Hujan Lebat, Tiga Pelajar Tewas Disambar Petir

Ant

 

Kupang, HanTer – Tak disangka, tiga orang warga kampung Purang, Kecamatan Rahong Utara, Kabupaten Manggarai, Nusa Tenggara Timur tewas disambar petir pada Selasa (7/4/2020) pukul 14.30 wita.
Bupati Manggarai Deno Kamelus yang dihubungi ANTARA dari Kupang, membenarkan adanya peristiwa yang merengut tiga orang pelajar yang tewas akibat sambaran petir.
"Benar ada tiga orang pelajar yang disambar petir saat sedang berteduh dalam satu pondok milik warga di kawasan persawahan di Purang," kata Deno Kamelus.
Dikutip dari Antara, orang nomor satu di Kabupaten Manggarai ini mengatakan Wakil Bupati Manggarai, Viktor Madur segera ke Purang untuk menemui keluarga para korban yang tertimpa musibah bencana itu.
Ia mengatakan, peristiwa yang dialami ketiga korban merupakan bencana alam sehingga para korban akan mendapat santunan dari pemerintah setempat.
"Kejadian yang menimpa ketiga korban itu masuk dalam kategori bencana, sehingga tentu pemerintah memberikan santunan terhadap para korban yang tertimpa bencana sambaran petir," tegas Bupati Deno.
Sementara itu Sirilus Siswanto, warga Kecamatan Rahong Utara yang dihubungi secara terpisah mengatakan kejadian yang menimpa ketiga korban terjadi saat daerah itu sedang diguyur hujan lebat.
"Pada saat kejadian itu memang sedang terjadi hujan lebat disertai petir," kata Sirilus.
Menurut dia, pada saat kejadian itu ketiga korban yaitu Riki, Irono dan Bian sedang berteduh dalam satu pondok dan bermain game menggunakan gawai. "Kejadian yang dialami ketiga korban terjadi saat hujan lebat," kata Sirilus. 
Meninggal Terindikasi Corona
Di tempat lain, Dinas Kesehatan (Dinkes) Cianjur, Jawa Barat, mencatat dua orang pasien terindikasi positif COVID-19 berdasarkan hasil rapid test yang sempat menjalani perawatan di rumah sakit di Cianjur, meninggal dunia sebelum petugas sempat mengambil sampel untuk dilakukan swab tes.
"Pasien yang meninggal dunia merupakan warga Kecamatan Cijati dan Kecamatan Cianjur, keduanya sudah sempat menjalani rapid test ketika masuk ke rumah sakit Cianjur dan dinyatakan positif berdasarkan hasil rapid test tersebut," kata Juru Bicara Pusat Informasi dan Koordinasi COVID-19 Cianjur, Yusman Faisal.
Selang beberapa jam setelah mendapat penanganan medis, pasien tersebut meninggal dunia.
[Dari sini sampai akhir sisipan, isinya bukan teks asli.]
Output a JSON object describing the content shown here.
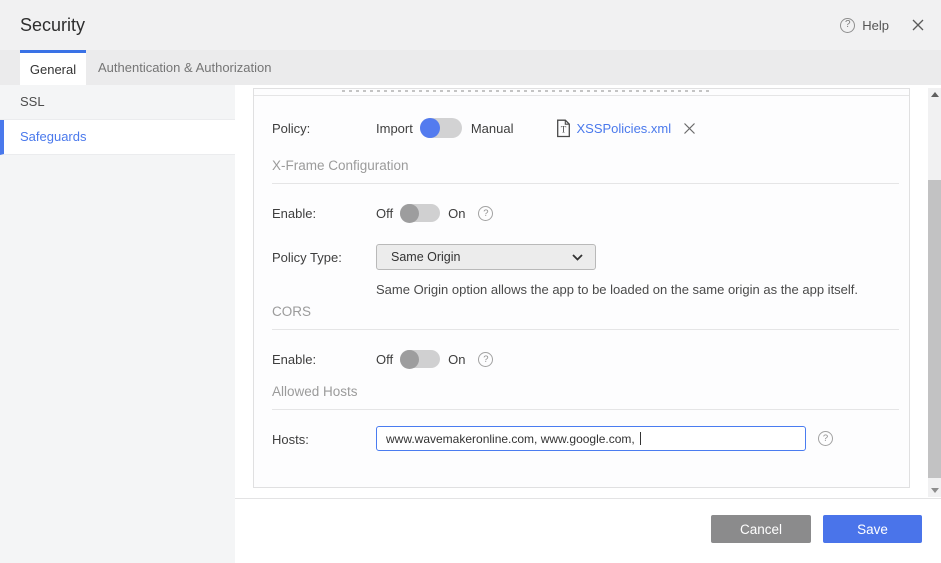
{
  "window": {
    "title": "Security",
    "help": "Help"
  },
  "tabs": [
    {
      "label": "General",
      "active": true
    },
    {
      "label": "Authentication & Authorization",
      "active": false
    }
  ],
  "sidebar": [
    {
      "label": "SSL",
      "active": false
    },
    {
      "label": "Safeguards",
      "active": true
    }
  ],
  "panel": {
    "policy_row": {
      "label": "Policy:",
      "left_option": "Import",
      "right_option": "Manual",
      "selected": "Import",
      "file": "XSSPolicies.xml"
    },
    "xframe": {
      "title": "X-Frame Configuration",
      "enable_label": "Enable:",
      "off": "Off",
      "on": "On",
      "state": "Off",
      "policy_type_label": "Policy Type:",
      "policy_type": "Same Origin",
      "hint": "Same Origin option allows the app to be loaded on the same origin as the app itself."
    },
    "cors": {
      "title": "CORS",
      "enable_label": "Enable:",
      "off": "Off",
      "on": "On",
      "state": "Off"
    },
    "allowed_hosts": {
      "title": "Allowed Hosts",
      "label": "Hosts:",
      "value": "www.wavemakeronline.com, www.google.com, "
    }
  },
  "footer": {
    "cancel": "Cancel",
    "save": "Save"
  },
  "colors": {
    "accent_blue": "#4a74ea",
    "link_blue": "#4a79ec",
    "toggle_on_blue": "#537bef",
    "toggle_off_gray": "#9d9d9e",
    "cancel_gray": "#8b8b8c",
    "section_gray": "#9b9b9b"
  }
}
Satu orang meninggal setelah mendapat penanganan medis di RSUD Cimacan, Selasa pagi dan satu pasien lainnya meninggal setelah mendapat perawatan selama beberapa jam di RSDH Cianjur Senin sore.
Indikasi keduanya positif corona berdasarkan rapid test, sehingga tidak dapat dibuktikan lebih lanjut berdasarkan swab tes ungkap dia, berbeda dengan dua pasien PDP yang meninggal sebelumnya yang sudah diambil sampelnya dan dinyatakan negatif berdasarkan swab tes.